Chào các bạn! Vì nhiều lý do từ nay Truyen2U chính thức đổi tên là Truyen247.Pro. Mong các bạn tiếp tục ủng hộ truy cập tên miền mới này nhé! Mãi yêu... ♥

ㅡ (2)

Jinyoung mulai ngerasa gerah. Udah hampir 2 jam Jihoon nggak bisa diajak ngomong. Padahal mereka lagi duduk sebelahan. Beberapa kali Jinyoung coba ngelirik Jihoon, hasilnya akan tetap sama. Mau dari percobaan 1 kek, percobaan 2 kek, atau sampai ke percobaan melirik yang ke berapa juga kayaknya hasilnya akan tetap sama; Jihoon tetap nggak bisa diajak ngomong.

Jinyoung mengalihkan pandangannya pada jam yang menempel didinding ruang tengah. Jam 8 malam, dan sialnya Jinyoung baru inget kalo dia belum masak sama sekali. Tadi sih niatnya mau ngajak Jihoon nyari bahan-bahan makanan buat dimasak malam ini, tapi ngeliat keadaan Jihoon yang lagi murung begitu, jadilah Jinyoung membatalkan niatnya.

Tadi juga, begitu sampai di kondo, Jihoon langsung masuk ke kamarnya, dikunci, tidur. Jinyoung nggak bisa ngelakuin apa-apa, dan memilih untuk memberi waktu untuk Jihoon supaya sahabatnya itu bisa lebih tenang. Jihoon baru bangun 2 jam yang lalu, dan langsung duduk di soffa yang berhadapan langsung dengan televisi sambil bawa-bawa selimutnya.

Nggak, Jihoon nggak tidur lagi, kok. Jihoon cuma duduk disana sambil nutupin tubuhnya pakai selimut sampai ke bahu. Berkali-kali dipanggil sama Jinyoung, jawabannya cuma "hmm". Nggak ada jawaban lain. Biasanya kalau ditanya mau makan apa, pasti langsung cepet jawabnya. Tapi kali ini nggak ngaruh sama sekali buat Jihoon. Bahkan Jinyoung udah nawarin mau masakin makanan kesukaan Jihoon, tapi lagi-lagi jawaban yang keluar dari mulut Jihoon cuma sebuah deheman lembut. Nggak lebih.
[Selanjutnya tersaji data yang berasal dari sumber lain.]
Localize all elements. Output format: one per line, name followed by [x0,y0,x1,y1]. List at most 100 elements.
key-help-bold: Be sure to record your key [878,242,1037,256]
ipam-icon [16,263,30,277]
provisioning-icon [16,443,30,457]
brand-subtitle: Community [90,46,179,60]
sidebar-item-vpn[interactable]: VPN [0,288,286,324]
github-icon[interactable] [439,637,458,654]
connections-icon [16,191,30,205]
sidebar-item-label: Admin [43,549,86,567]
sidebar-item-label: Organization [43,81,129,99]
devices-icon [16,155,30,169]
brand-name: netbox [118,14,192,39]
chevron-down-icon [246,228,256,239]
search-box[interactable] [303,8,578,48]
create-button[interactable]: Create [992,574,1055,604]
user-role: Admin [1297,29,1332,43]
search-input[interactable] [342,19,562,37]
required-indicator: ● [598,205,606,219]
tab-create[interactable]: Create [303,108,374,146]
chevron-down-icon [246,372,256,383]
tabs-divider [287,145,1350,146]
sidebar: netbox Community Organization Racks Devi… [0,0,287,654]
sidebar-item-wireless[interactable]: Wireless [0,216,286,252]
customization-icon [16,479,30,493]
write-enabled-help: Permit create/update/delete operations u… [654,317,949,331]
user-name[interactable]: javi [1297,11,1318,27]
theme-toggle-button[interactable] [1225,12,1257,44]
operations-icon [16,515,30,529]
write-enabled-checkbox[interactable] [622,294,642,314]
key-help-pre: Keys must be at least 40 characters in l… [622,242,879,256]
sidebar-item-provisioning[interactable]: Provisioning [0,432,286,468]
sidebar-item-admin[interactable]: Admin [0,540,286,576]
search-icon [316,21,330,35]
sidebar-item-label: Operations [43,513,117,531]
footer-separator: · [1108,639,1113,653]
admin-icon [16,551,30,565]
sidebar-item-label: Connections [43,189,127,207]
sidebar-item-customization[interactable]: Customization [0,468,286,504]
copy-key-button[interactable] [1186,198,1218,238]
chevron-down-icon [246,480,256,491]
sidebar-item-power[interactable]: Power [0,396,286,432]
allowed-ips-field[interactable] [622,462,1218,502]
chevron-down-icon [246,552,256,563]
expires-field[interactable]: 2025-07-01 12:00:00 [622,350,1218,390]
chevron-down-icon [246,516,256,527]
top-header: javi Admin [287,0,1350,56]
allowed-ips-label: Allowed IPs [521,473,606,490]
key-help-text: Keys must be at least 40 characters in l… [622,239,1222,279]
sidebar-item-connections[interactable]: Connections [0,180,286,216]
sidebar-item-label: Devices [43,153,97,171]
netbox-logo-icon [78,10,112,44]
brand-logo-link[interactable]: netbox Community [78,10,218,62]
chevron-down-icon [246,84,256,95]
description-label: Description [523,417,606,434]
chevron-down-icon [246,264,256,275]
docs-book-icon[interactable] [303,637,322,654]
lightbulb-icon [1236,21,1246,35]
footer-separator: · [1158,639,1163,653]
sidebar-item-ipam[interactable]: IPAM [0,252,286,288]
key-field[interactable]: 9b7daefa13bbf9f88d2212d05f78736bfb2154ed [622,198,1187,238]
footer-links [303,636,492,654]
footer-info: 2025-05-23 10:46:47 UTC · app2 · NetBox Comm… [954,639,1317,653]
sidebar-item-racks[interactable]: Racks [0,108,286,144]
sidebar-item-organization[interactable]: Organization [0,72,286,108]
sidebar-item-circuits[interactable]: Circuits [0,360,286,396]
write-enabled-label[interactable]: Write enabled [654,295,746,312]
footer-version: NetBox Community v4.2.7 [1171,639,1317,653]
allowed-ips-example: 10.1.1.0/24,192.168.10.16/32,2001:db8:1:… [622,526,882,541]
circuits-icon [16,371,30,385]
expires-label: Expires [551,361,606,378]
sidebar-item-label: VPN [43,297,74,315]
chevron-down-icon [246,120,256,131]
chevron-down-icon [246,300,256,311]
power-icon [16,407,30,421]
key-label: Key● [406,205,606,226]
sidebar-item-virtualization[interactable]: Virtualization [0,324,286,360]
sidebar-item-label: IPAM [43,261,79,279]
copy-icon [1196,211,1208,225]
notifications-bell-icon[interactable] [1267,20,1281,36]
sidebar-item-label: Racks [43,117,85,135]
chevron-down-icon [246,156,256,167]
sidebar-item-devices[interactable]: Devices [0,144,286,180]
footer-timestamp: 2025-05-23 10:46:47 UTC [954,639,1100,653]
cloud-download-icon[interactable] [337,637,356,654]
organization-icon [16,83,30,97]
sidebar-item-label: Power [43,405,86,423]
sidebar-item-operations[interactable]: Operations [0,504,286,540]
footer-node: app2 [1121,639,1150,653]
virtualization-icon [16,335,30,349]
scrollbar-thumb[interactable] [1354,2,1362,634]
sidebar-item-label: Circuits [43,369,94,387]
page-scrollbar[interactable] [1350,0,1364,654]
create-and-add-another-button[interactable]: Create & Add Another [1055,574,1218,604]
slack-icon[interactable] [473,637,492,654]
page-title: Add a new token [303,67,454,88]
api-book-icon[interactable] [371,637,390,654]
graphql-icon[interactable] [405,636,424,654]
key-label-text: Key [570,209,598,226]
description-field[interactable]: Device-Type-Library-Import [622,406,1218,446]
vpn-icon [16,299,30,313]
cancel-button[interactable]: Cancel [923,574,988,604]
Jinyoung nggak bisa ngeliat Jihoon diem kayak gini. Lebih baik Jihoon berisik, banyak gaya, rusuh, daripada harus diem kayak begini.

Jinyoung mendengus, lalu menarik cepat selimut yang dipakai Jihoon. Yang empunya selimut cuma ngelirik si pelaku dengan alis yang terpaut. Oh iya, ada juga kerutan halus didahinya. Menandakan kalau ia bingung. Mau nanya kenapa, tapi lewat kerutan didahi aja, alias tetap nggak mau ngeluarin suara.

"Kamu kok jadi diem-diem gini sih, Hoon?" tanya Jinyoung, bingung.

Jihoon menghela nafasnya pelan, lalu merebut kembali selimutnya yang tadi ditarik Jinyoung. Memakainya lagi secara perlahan, membuat tubuhnya tertutup rapat sampai ke leher.

"Nggak apa-apa, Jin."

Jinyoung melengos lagi, "kamu lupa ya, kalau kamu nggak bisa bohong?"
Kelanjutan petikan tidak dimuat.